Shares in Metro Bank collapsed on Wednesday after it warned that profits are set to miss expectations.
The challenger bank said it expects underlying pre-tax profits to come in at £50 million for 2018, a rise of 138% but below forecasts of £59 million.
Metro also flagged softening trends in the fourth quarter and said it would be stung by an adjustment in the risk weighting of commercial loans secured on property and certain specialist buy-to-let loans.
Risk weighted assets at full year are expected to be approximately £8.9 billion, more than previously thought.
Shares crumbled by more than 25% in morning trade to 1,620p following the news.
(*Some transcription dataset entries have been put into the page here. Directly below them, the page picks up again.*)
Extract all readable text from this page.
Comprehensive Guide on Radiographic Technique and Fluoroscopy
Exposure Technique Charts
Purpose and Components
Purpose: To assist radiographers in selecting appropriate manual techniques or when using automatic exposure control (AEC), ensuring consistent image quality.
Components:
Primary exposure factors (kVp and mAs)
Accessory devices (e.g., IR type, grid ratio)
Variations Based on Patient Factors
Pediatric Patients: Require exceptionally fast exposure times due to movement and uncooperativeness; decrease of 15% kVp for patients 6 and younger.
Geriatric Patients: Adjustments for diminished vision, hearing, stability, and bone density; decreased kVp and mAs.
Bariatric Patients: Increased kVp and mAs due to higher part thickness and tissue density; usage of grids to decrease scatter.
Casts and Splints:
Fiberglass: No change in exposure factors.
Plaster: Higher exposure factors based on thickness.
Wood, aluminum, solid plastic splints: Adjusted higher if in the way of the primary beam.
But boss Craig Donaldson struck an upbeat tone: “2018 was another strong year of growth for Metro Bank as we continued to invest in both new stores and digital capabilities to win customers, deposits, assets and to create fans.
“Metro Bank remains well positioned to support our growth strategy as we navigate an uncertain period for the UK.”
The trading update showed that assets increased 32% to £21.7 billion in 2018, while the loan book swelled 48% to £14.2 billion.
Deposits reached £15.7 billion, an increase of 34%.
During the fourth quarter, Metro opened branches in Bath, Crawley, Northampton, Putney, Ashford, Piccadilly and Moorgate, taking its store count to 66.